We have to face the fact that difficulty is inevitable in human life, and we cannot avoid pain. We cannot avoid the reality of aging, or illness of not getting what we want, and of getting what we don’t want. These difficulties and setbacks, to name but a few, are facts of life. What really causes us misery is always trying to get away from the facts of life, always trying to avoid pain and seeking happiness – this sense of ours that there could be lasting security and happiness available to us if only we would do the right thing, find the right person read the right book or attend the right course that would “fix” things.
We need to turn this way of thinking upside down.
Suffering has a great deal to teach us. If we use the opportunity when it arises, suffering will motivate us to look for answers. Many people come to the spiritual path and experience a lasting spiritual breakthrough precisely because of suffering – something they would never have experienced in calmer and more pleasant days. Suffering and pain can also teach us empathy for others who are in the same boat. Furthermore suffering can humble us. Even the most arrogant among us will be softened by the loss of someone near and dear.
Yet it is so basic in us to feel that things should go well for us, and that if we start to feel depressed, sad, lonely inadequate or out of sorts, there’s been some kind of mistake or we’ve lost it. In reality, when you feel depressed, lost, lonely, overwhelmed, or any unwanted feelings you may have, this is an important moment on the spiritual path.
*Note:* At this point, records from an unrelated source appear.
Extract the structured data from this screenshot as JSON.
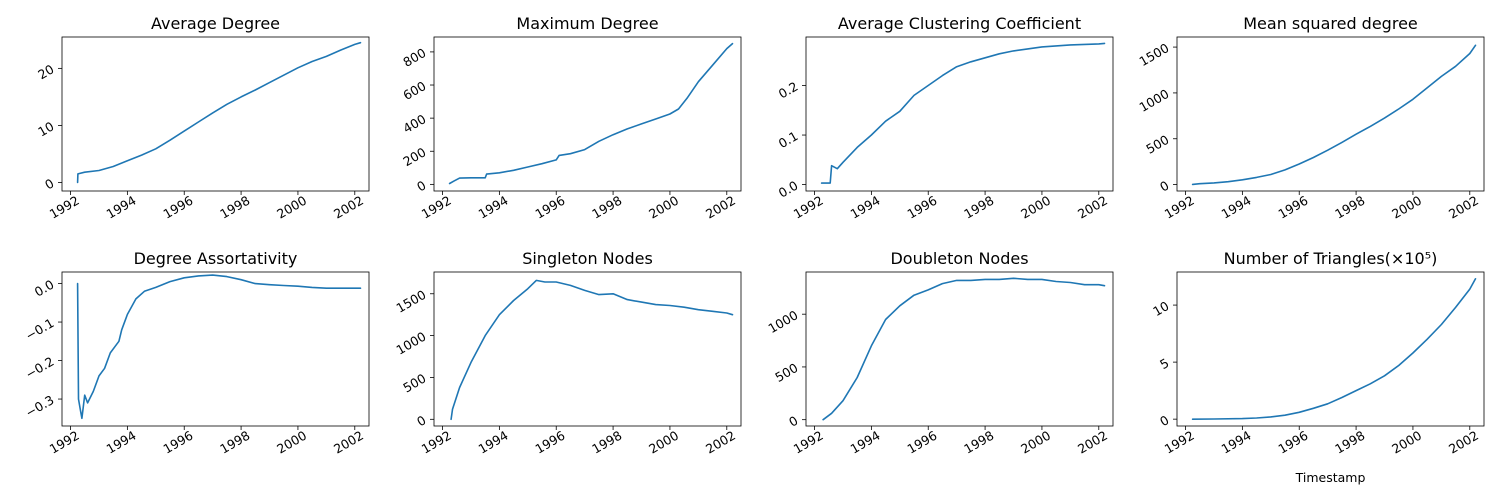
{
  "colors": {
    "line": "#1f77b4"
  },
  "chart_data": [
    {
      "type": "line",
      "title": "Average Degree",
      "xlabel": "",
      "xlim": [
        1991.7,
        2002.5
      ],
      "ylim": [
        -1.5,
        25.5
      ],
      "xticks": [
        1992,
        1994,
        1996,
        1998,
        2000,
        2002
      ],
      "xtick_labels": [
        "1992",
        "1994",
        "1996",
        "1998",
        "2000",
        "2002"
      ],
      "yticks": [
        0,
        10,
        20
      ],
      "ytick_labels": [
        "0",
        "10",
        "20"
      ],
      "series": [
        {
          "x": [
            1992.25,
            1992.26,
            1992.5,
            1993.0,
            1993.5,
            1994.0,
            1994.5,
            1995.0,
            1995.5,
            1996.0,
            1996.5,
            1997.0,
            1997.5,
            1998.0,
            1998.5,
            1999.0,
            1999.5,
            2000.0,
            2000.5,
            2001.0,
            2001.5,
            2002.0,
            2002.2
          ],
          "y": [
            0,
            1.5,
            1.8,
            2.1,
            2.8,
            3.8,
            4.8,
            5.9,
            7.4,
            9.0,
            10.6,
            12.2,
            13.7,
            15.0,
            16.2,
            17.5,
            18.8,
            20.1,
            21.2,
            22.1,
            23.2,
            24.2,
            24.5
          ]
        }
      ]
    },
    {
      "type": "line",
      "title": "Maximum Degree",
      "xlabel": "",
      "xlim": [
        1991.7,
        2002.5
      ],
      "ylim": [
        -40,
        890
      ],
      "xticks": [
        1992,
        1994,
        1996,
        1998,
        2000,
        2002
      ],
      "xtick_labels": [
        "1992",
        "1994",
        "1996",
        "1998",
        "2000",
        "2002"
      ],
      "yticks": [
        0,
        200,
        400,
        600,
        800
      ],
      "ytick_labels": [
        "0",
        "200",
        "400",
        "600",
        "800"
      ],
      "series": [
        {
          "x": [
            1992.25,
            1992.4,
            1992.6,
            1993.0,
            1993.5,
            1993.55,
            1994.0,
            1994.5,
            1995.0,
            1995.5,
            1996.0,
            1996.1,
            1996.5,
            1997.0,
            1997.5,
            1998.0,
            1998.5,
            1999.0,
            1999.5,
            2000.0,
            2000.3,
            2000.6,
            2001.0,
            2001.5,
            2002.0,
            2002.2
          ],
          "y": [
            5,
            20,
            38,
            40,
            40,
            62,
            70,
            85,
            105,
            125,
            148,
            175,
            185,
            210,
            260,
            300,
            335,
            365,
            395,
            425,
            455,
            520,
            620,
            720,
            820,
            850
          ]
        }
      ]
    },
    {
      "type": "line",
      "title": "Average Clustering Coefficient",
      "xlabel": "",
      "xlim": [
        1991.7,
        2002.5
      ],
      "ylim": [
        -0.013,
        0.298
      ],
      "xticks": [
        1992,
        1994,
        1996,
        1998,
        2000,
        2002
      ],
      "xtick_labels": [
        "1992",
        "1994",
        "1996",
        "1998",
        "2000",
        "2002"
      ],
      "yticks": [
        0.0,
        0.1,
        0.2
      ],
      "ytick_labels": [
        "0.0",
        "0.1",
        "0.2"
      ],
      "series": [
        {
          "x": [
            1992.25,
            1992.55,
            1992.6,
            1992.8,
            1993.0,
            1993.5,
            1994.0,
            1994.5,
            1995.0,
            1995.5,
            1996.0,
            1996.5,
            1997.0,
            1997.5,
            1998.0,
            1998.5,
            1999.0,
            1999.5,
            2000.0,
            2000.5,
            2001.0,
            2001.5,
            2002.0,
            2002.2
          ],
          "y": [
            0.003,
            0.003,
            0.038,
            0.032,
            0.045,
            0.075,
            0.1,
            0.128,
            0.148,
            0.18,
            0.2,
            0.22,
            0.238,
            0.248,
            0.256,
            0.264,
            0.27,
            0.274,
            0.278,
            0.28,
            0.282,
            0.283,
            0.284,
            0.285
          ]
        }
      ]
    },
    {
      "type": "line",
      "title": "Mean squared degree",
      "xlabel": "",
      "xlim": [
        1991.7,
        2002.5
      ],
      "ylim": [
        -70,
        1610
      ],
      "xticks": [
        1992,
        1994,
        1996,
        1998,
        2000,
        2002
      ],
      "xtick_labels": [
        "1992",
        "1994",
        "1996",
        "1998",
        "2000",
        "2002"
      ],
      "yticks": [
        0,
        500,
        1000,
        1500
      ],
      "ytick_labels": [
        "0",
        "500",
        "1000",
        "1500"
      ],
      "series": [
        {
          "x": [
            1992.25,
            1992.5,
            1993.0,
            1993.5,
            1994.0,
            1994.5,
            1995.0,
            1995.5,
            1996.0,
            1996.5,
            1997.0,
            1997.5,
            1998.0,
            1998.5,
            1999.0,
            1999.5,
            2000.0,
            2000.5,
            2001.0,
            2001.5,
            2002.0,
            2002.2
          ],
          "y": [
            2,
            10,
            18,
            32,
            52,
            78,
            110,
            160,
            225,
            295,
            375,
            460,
            550,
            635,
            725,
            825,
            930,
            1055,
            1180,
            1290,
            1430,
            1520
          ]
        }
      ]
    },
    {
      "type": "line",
      "title": "Degree Assortativity",
      "xlabel": "",
      "xlim": [
        1991.7,
        2002.5
      ],
      "ylim": [
        -0.37,
        0.03
      ],
      "xticks": [
        1992,
        1994,
        1996,
        1998,
        2000,
        2002
      ],
      "xtick_labels": [
        "1992",
        "1994",
        "1996",
        "1998",
        "2000",
        "2002"
      ],
      "yticks": [
        0.0,
        -0.1,
        -0.2,
        -0.3
      ],
      "ytick_labels": [
        "0.0",
        "−0.1",
        "−0.2",
        "−0.3"
      ],
      "series": [
        {
          "x": [
            1992.25,
            1992.28,
            1992.35,
            1992.4,
            1992.5,
            1992.6,
            1992.8,
            1993.0,
            1993.2,
            1993.4,
            1993.6,
            1993.7,
            1993.8,
            1994.0,
            1994.3,
            1994.6,
            1995.0,
            1995.5,
            1996.0,
            1996.5,
            1997.0,
            1997.5,
            1998.0,
            1998.5,
            1999.0,
            1999.5,
            2000.0,
            2000.5,
            2001.0,
            2001.5,
            2002.0,
            2002.2
          ],
          "y": [
            0.0,
            -0.3,
            -0.33,
            -0.35,
            -0.29,
            -0.31,
            -0.28,
            -0.24,
            -0.22,
            -0.18,
            -0.16,
            -0.15,
            -0.12,
            -0.08,
            -0.04,
            -0.02,
            -0.01,
            0.005,
            0.015,
            0.02,
            0.022,
            0.018,
            0.01,
            0.0,
            -0.003,
            -0.005,
            -0.007,
            -0.01,
            -0.012,
            -0.012,
            -0.012,
            -0.012
          ]
        }
      ]
    },
    {
      "type": "line",
      "title": "Singleton Nodes",
      "xlabel": "",
      "xlim": [
        1991.7,
        2002.5
      ],
      "ylim": [
        -80,
        1760
      ],
      "xticks": [
        1992,
        1994,
        1996,
        1998,
        2000,
        2002
      ],
      "xtick_labels": [
        "1992",
        "1994",
        "1996",
        "1998",
        "2000",
        "2002"
      ],
      "yticks": [
        0,
        500,
        1000,
        1500
      ],
      "ytick_labels": [
        "0",
        "500",
        "1000",
        "1500"
      ],
      "series": [
        {
          "x": [
            1992.3,
            1992.35,
            1992.6,
            1993.0,
            1993.5,
            1994.0,
            1994.5,
            1995.0,
            1995.3,
            1995.6,
            1996.0,
            1996.5,
            1997.0,
            1997.5,
            1998.0,
            1998.5,
            1999.0,
            1999.5,
            2000.0,
            2000.5,
            2001.0,
            2001.5,
            2002.0,
            2002.2
          ],
          "y": [
            0,
            120,
            380,
            680,
            1000,
            1250,
            1420,
            1560,
            1660,
            1640,
            1640,
            1600,
            1540,
            1490,
            1500,
            1430,
            1400,
            1370,
            1360,
            1340,
            1310,
            1290,
            1270,
            1250
          ]
        }
      ]
    },
    {
      "type": "line",
      "title": "Doubleton Nodes",
      "xlabel": "",
      "xlim": [
        1991.7,
        2002.5
      ],
      "ylim": [
        -60,
        1400
      ],
      "xticks": [
        1992,
        1994,
        1996,
        1998,
        2000,
        2002
      ],
      "xtick_labels": [
        "1992",
        "1994",
        "1996",
        "1998",
        "2000",
        "2002"
      ],
      "yticks": [
        0,
        500,
        1000
      ],
      "ytick_labels": [
        "0",
        "500",
        "1000"
      ],
      "series": [
        {
          "x": [
            1992.3,
            1992.6,
            1993.0,
            1993.5,
            1994.0,
            1994.5,
            1995.0,
            1995.5,
            1996.0,
            1996.5,
            1997.0,
            1997.5,
            1998.0,
            1998.5,
            1999.0,
            1999.5,
            2000.0,
            2000.5,
            2001.0,
            2001.5,
            2002.0,
            2002.2
          ],
          "y": [
            0,
            60,
            180,
            400,
            700,
            950,
            1080,
            1180,
            1230,
            1290,
            1320,
            1320,
            1330,
            1330,
            1340,
            1330,
            1330,
            1310,
            1300,
            1280,
            1280,
            1270
          ]
        }
      ]
    },
    {
      "type": "line",
      "title": "Number of Triangles(×10⁵)",
      "xlabel": "Timestamp",
      "xlim": [
        1991.7,
        2002.5
      ],
      "ylim": [
        -0.6,
        12.9
      ],
      "xticks": [
        1992,
        1994,
        1996,
        1998,
        2000,
        2002
      ],
      "xtick_labels": [
        "1992",
        "1994",
        "1996",
        "1998",
        "2000",
        "2002"
      ],
      "yticks": [
        0,
        5,
        10
      ],
      "ytick_labels": [
        "0",
        "5",
        "10"
      ],
      "series": [
        {
          "x": [
            1992.25,
            1993.0,
            1994.0,
            1994.5,
            1995.0,
            1995.5,
            1996.0,
            1996.5,
            1997.0,
            1997.5,
            1998.0,
            1998.5,
            1999.0,
            1999.5,
            2000.0,
            2000.5,
            2001.0,
            2001.5,
            2002.0,
            2002.2
          ],
          "y": [
            0.0,
            0.01,
            0.05,
            0.1,
            0.2,
            0.35,
            0.6,
            0.95,
            1.35,
            1.9,
            2.5,
            3.1,
            3.8,
            4.7,
            5.8,
            7.0,
            8.3,
            9.8,
            11.4,
            12.3
          ]
        }
      ]
    }
  ]
}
This is where real transformation and change can take place. Did not Jesus also say in Matthew7:13 “Enter by the narrow gate, since the road that leads to perdition is wide and spacious, and many take it; but it is a narrow gate and a hard road that leads to life, and only a few find it.”
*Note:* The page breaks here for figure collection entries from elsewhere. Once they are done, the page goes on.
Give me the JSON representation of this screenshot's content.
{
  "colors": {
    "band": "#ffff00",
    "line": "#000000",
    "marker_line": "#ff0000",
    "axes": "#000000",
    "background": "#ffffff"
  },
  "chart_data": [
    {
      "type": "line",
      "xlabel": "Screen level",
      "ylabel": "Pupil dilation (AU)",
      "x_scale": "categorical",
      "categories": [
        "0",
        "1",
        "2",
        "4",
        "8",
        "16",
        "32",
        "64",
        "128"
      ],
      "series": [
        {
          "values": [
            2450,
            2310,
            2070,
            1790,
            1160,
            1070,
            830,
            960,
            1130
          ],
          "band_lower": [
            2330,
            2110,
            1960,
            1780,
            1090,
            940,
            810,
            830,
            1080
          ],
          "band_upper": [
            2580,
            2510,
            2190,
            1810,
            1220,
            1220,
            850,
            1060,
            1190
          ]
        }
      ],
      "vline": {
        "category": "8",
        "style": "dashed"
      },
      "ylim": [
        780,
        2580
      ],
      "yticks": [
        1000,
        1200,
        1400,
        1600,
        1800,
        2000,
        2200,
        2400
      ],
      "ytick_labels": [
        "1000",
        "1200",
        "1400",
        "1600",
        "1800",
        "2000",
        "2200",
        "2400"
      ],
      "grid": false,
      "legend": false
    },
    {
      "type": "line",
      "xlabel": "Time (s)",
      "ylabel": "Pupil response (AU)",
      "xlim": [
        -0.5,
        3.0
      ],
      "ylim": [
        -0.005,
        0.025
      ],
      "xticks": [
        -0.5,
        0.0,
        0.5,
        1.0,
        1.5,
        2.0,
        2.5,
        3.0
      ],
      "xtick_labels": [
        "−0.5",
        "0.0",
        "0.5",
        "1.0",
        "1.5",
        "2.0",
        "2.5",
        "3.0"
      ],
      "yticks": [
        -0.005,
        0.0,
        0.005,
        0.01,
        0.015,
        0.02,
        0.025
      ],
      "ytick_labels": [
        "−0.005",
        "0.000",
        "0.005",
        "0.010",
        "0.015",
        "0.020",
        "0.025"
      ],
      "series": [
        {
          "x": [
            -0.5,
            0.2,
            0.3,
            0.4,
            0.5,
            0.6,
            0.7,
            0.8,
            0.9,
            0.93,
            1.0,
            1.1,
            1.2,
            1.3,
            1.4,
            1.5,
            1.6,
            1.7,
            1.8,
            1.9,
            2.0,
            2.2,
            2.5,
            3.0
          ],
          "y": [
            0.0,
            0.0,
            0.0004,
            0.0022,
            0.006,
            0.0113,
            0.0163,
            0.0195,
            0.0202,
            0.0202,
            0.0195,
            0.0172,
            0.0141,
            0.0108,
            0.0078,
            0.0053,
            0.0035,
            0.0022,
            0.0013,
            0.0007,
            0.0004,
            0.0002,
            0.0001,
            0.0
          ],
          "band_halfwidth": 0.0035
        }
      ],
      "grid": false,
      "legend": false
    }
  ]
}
As long as we’re caught up in always looking for certainty and happiness, rather than honouring the taste and smell and quality of exactly what is happening to us, as long as we’re always running away from discomfort, we’re going to be caught in a cycle of unhappiness and disappointment. What’s especially encouraging is the view that inner strength – the power of the Holy Spirit – is available to us at just the moment when we think we’ve hit the bottom, when things are at their worst.
“There is nothing I cannot master with the help of the One who strengthens me.” (Phillipians 4:13). But it means total surrender to Christ who has once for all carried all our traumas, pain and suffering and transformed them. It means giving up our attempts to fix anyone especially ourselves or others. There is a Greek word for this, kenosis, meaning absolute surrender and availability to the grace and working of the Spirit within.
We can ask ourselves, “Can I touch the centre of my pain? Can I sit with suffering, both yours and mine, without trying to make it go away? Can I stay present to the ache of loss or disgrace – disappointment and pain in all its forms – and let it open me to a Source beyond all this which alone has the power to save me.” But first I need the rawest of raw courage to sit with all that blows me away, and little by little we learn that there is a greater Power holding and sustaining us in all of this.
Simply stay open to the difficulty, to the feelings you are going through. This is a revolutionary step. Becoming intimate with pain is the key to changing the core of our being – staying open to everything we experience, letting the sharpness of difficult times pierce us to the heart, letting these times open us, humble us and make us wiser and more brave. Don’t resist. Richard Rohr, a contemporary spiritual master wisely tells us, “What we resist, persists.”